When the executive branch rejects the committee’s requests for documents, Congress can deploy legal measures aimed at compelling the administration to cooperate. One such maneuver is the subpoena, which requires the administration to hand over documents or provide testimony under threat of legal punishment.
After hearing testimony from whistleblower Tricia Newbold, who revealed that the administration overturned dozens of security clearance denials, the committee moved to issue subpoenas for depositions from administration officials. The first subpoena was delivered to Carl Kline, former White House Personnel Security Director. Kline’s testimony was a priority because he oversaw the security clearance process and was accused by Newbold of discrimination.
Once the subpoena was delivered, Cipollone threatened to prevent Kline from testifying by directing him not to comply, which is rather unusual. Cummings then reminded Kline that subpoena recipients are responsible for responding to the committee, regardless of direction received from their superiors. With this forceful warning from Cummings, Kline agreed to appear for a deposition following approval from the White House.

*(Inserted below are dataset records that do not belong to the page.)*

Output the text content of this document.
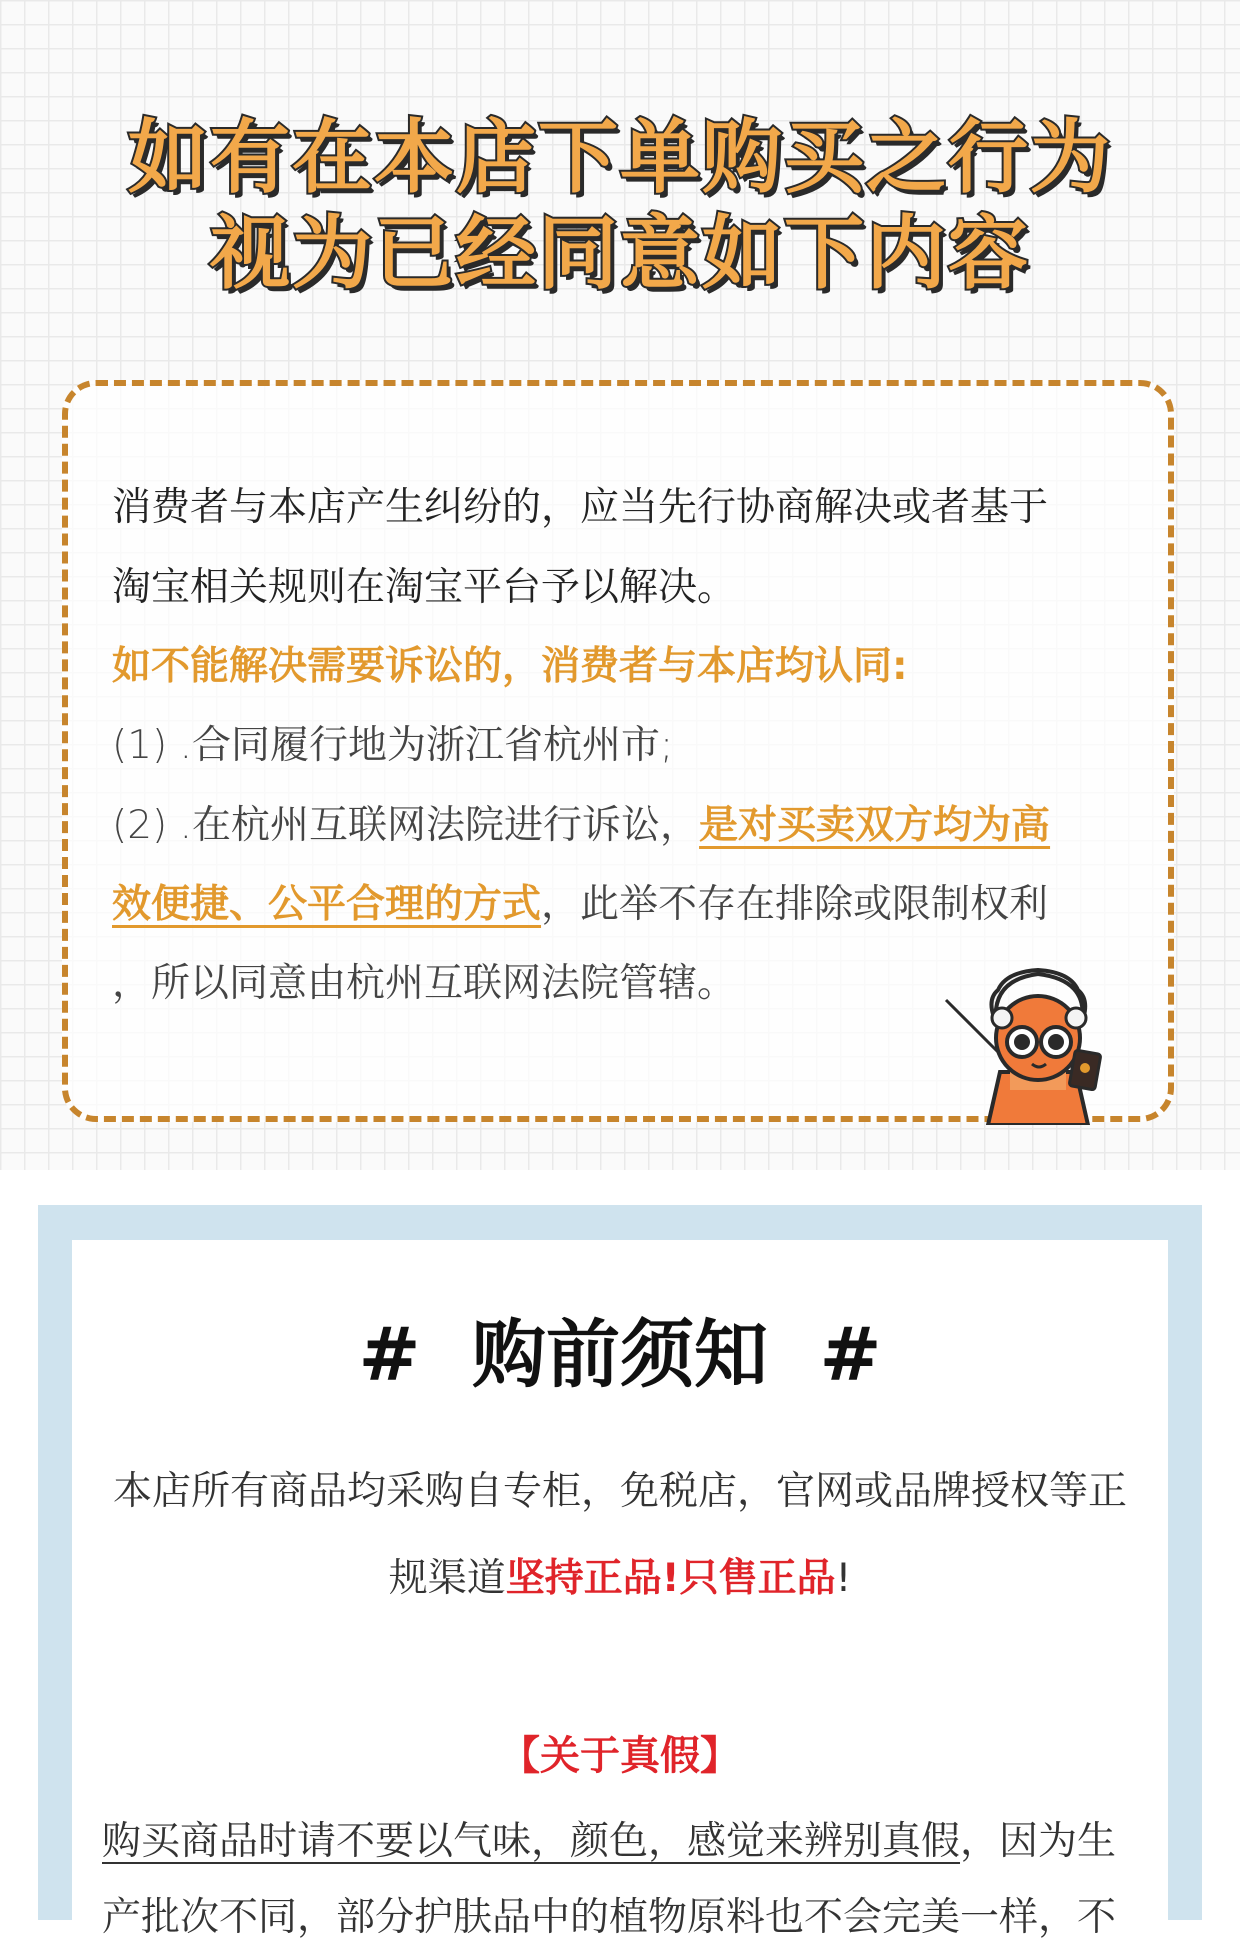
如有在本店下单购买之行为
视为已经同意如下内容
消费者与本店产生纠纷的，应当先行协商解决或者基于
淘宝相关规则在淘宝平台予以解决。
如不能解决需要诉讼的，消费者与本店均认同:
(1) .合同履行地为浙江省杭州市;
(2) .在杭州互联网法院进行诉讼，是对买卖双方均为高
效便捷、公平合理的方式，此举不存在排除或限制权利
，所以同意由杭州互联网法院管辖。
#  购前须知  #
本店所有商品均采购自专柜，免税店，官网或品牌授权等正
规渠道坚持正品!只售正品!
【关于真假】
购买商品时请不要以气味，颜色，感觉来辨别真假，因为生
产批次不同，部分护肤品中的植物原料也不会完美一样，不
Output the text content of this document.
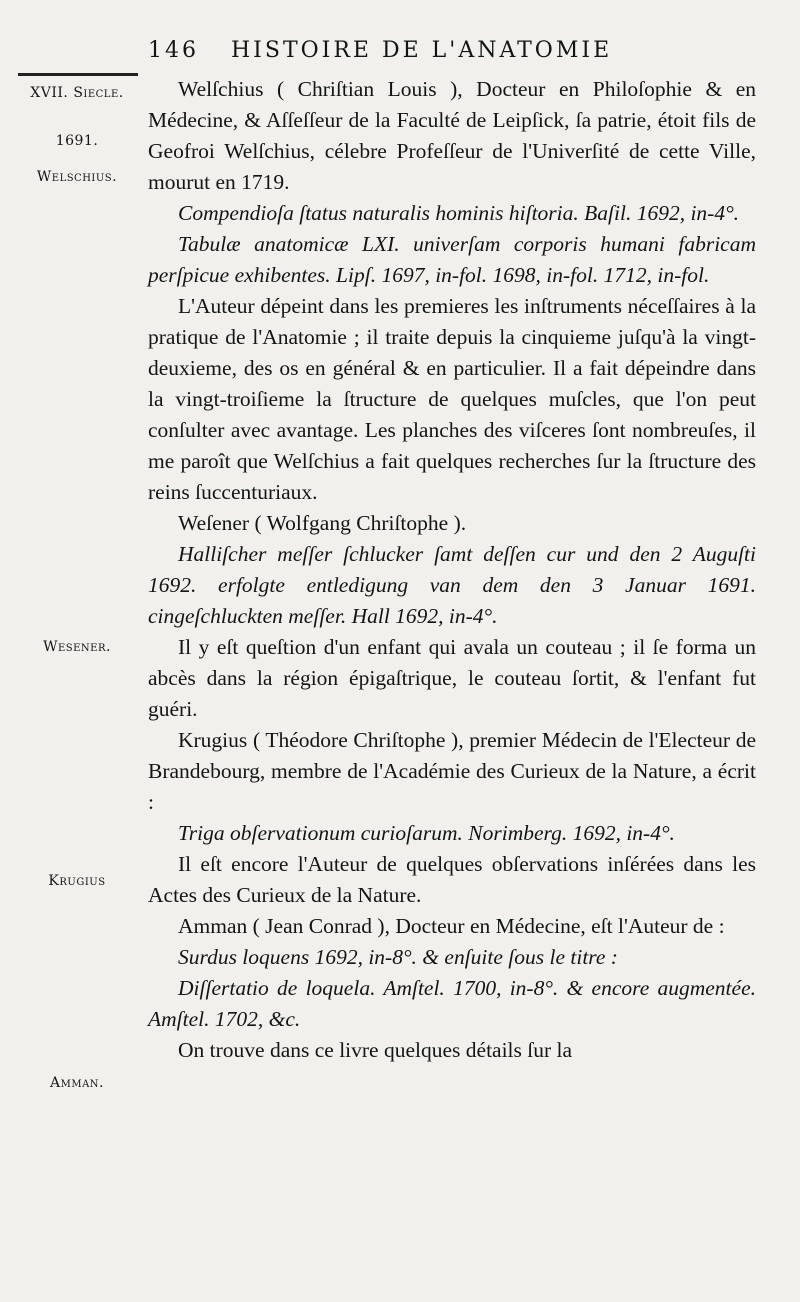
146 HISTOIRE DE L'ANATOMIE
XVII. Siecle.
1691.
Welschius.
Wesener.
Krugius
Amman.

Welſchius ( Chriſtian Louis ), Docteur en Philoſophie & en Médecine, & Aſſeſſeur de la Faculté de Leipſick, ſa patrie, étoit fils de Geofroi Welſchius, célebre Profeſſeur de l'Univerſité de cette Ville, mourut en 1719.

Compendioſa ſtatus naturalis hominis hiſtoria. Baſil. 1692, in-4°.

Tabulæ anatomicæ LXI. univerſam corporis humani fabricam perſpicue exhibentes. Lipſ. 1697, in-fol. 1698, in-fol. 1712, in-fol.

L'Auteur dépeint dans les premieres les inſtruments néceſſaires à la pratique de l'Anatomie ; il traite depuis la cinquieme juſqu'à la vingt-deuxieme, des os en général & en particulier. Il a fait dépeindre dans la vingt-troiſieme la ſtructure de quelques muſcles, que l'on peut conſulter avec avantage. Les planches des viſceres ſont nombreuſes, il me paroît que Welſchius a fait quelques recherches ſur la ſtructure des reins ſuccenturiaux.

Weſener ( Wolfgang Chriſtophe ).

Halliſcher meſſer ſchlucker ſamt deſſen cur und den 2 Auguſti 1692. erfolgte entledigung van dem den 3 Januar 1691. cingeſchluckten meſſer. Hall 1692, in-4°.

Il y eſt queſtion d'un enfant qui avala un couteau ; il ſe forma un abcès dans la région épigaſtrique, le couteau ſortit, & l'enfant fut guéri.

Krugius ( Théodore Chriſtophe ), premier Médecin de l'Electeur de Brandebourg, membre de l'Académie des Curieux de la Nature, a écrit :

Triga obſervationum curioſarum. Norimberg. 1692, in-4°.

Il eſt encore l'Auteur de quelques obſervations inſérées dans les Actes des Curieux de la Nature.

Amman ( Jean Conrad ), Docteur en Médecine, eſt l'Auteur de :

Surdus loquens 1692, in-8°. & enſuite ſous le titre :

Diſſertatio de loquela. Amſtel. 1700, in-8°. & encore augmentée. Amſtel. 1702, &c.

On trouve dans ce livre quelques détails ſur la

In this instance, the power to subpoena was critical for Congress to make progress in its oversight efforts, as the threat of penalty was likely what prompted Kline to engage. During his private interview with the committee, Kline took full responsibility for the defects in the security clearance process, defending the president and Chief of Staff Kelly.
Contempt and other legal actions
When an individual ignores a congressional subpoena, a committee can hold that individual in contempt of Congress under the criminal contempt statute, thereby recommending them for prosecution. If the full House approves such a resolution, the Speaker of the House delivers the citation to the Department of Justice, proposing that a federal prosecutor present the case to a grand jury. Critically, under the criminal contempt approach, subpoenas can only be enforced by administration-appointed Department of Justice officials, yet the department has a stated policy of non-enforcement if subpoenas are being ignored at the direction of the president.
Because Kline agreed to an interview, there was no need to pursue this step. However, in a case involving Attorney General William Barr, Commerce Secretary Wilbur Ross, and the 2020 census, Cummings followed through with scheduling a contempt vote in an attempt to secure compliance. The chairman notified Barr and Ross that a vote had been scheduled but left an opening for the committee to “consider postponing its contempt vote” if Barr and Ross provided certain documents by a specific deadline.
Since Barr and Ross declined this opportunity, the House did vote to hold them in contempt, but the Justice Department is unlikely to act on the referral. Alternatively, Congress can pursue civil enforcement of a subpoena as a way of forcing an executive branch official to comply with their requests. This process recently began, for example, in a separate case for former White House Counsel Don McGahn when the Judiciary Committee Chairman filed a lawsuit to enforce a subpoena for his testimony concerning the Russia Investigation.
The Trump administration’s response to congressional oversight efforts has demonstrated that extracting information concerning executive agencies and actions is not easy. As committees continue to demand answers through the oversight process, the White House frequently stonewalls their requests. With tensions mounting between these two branches of government, it appears that more legal actions may follow; with the speed at which these issues typically move through the courts, it could be a slow and tedious process.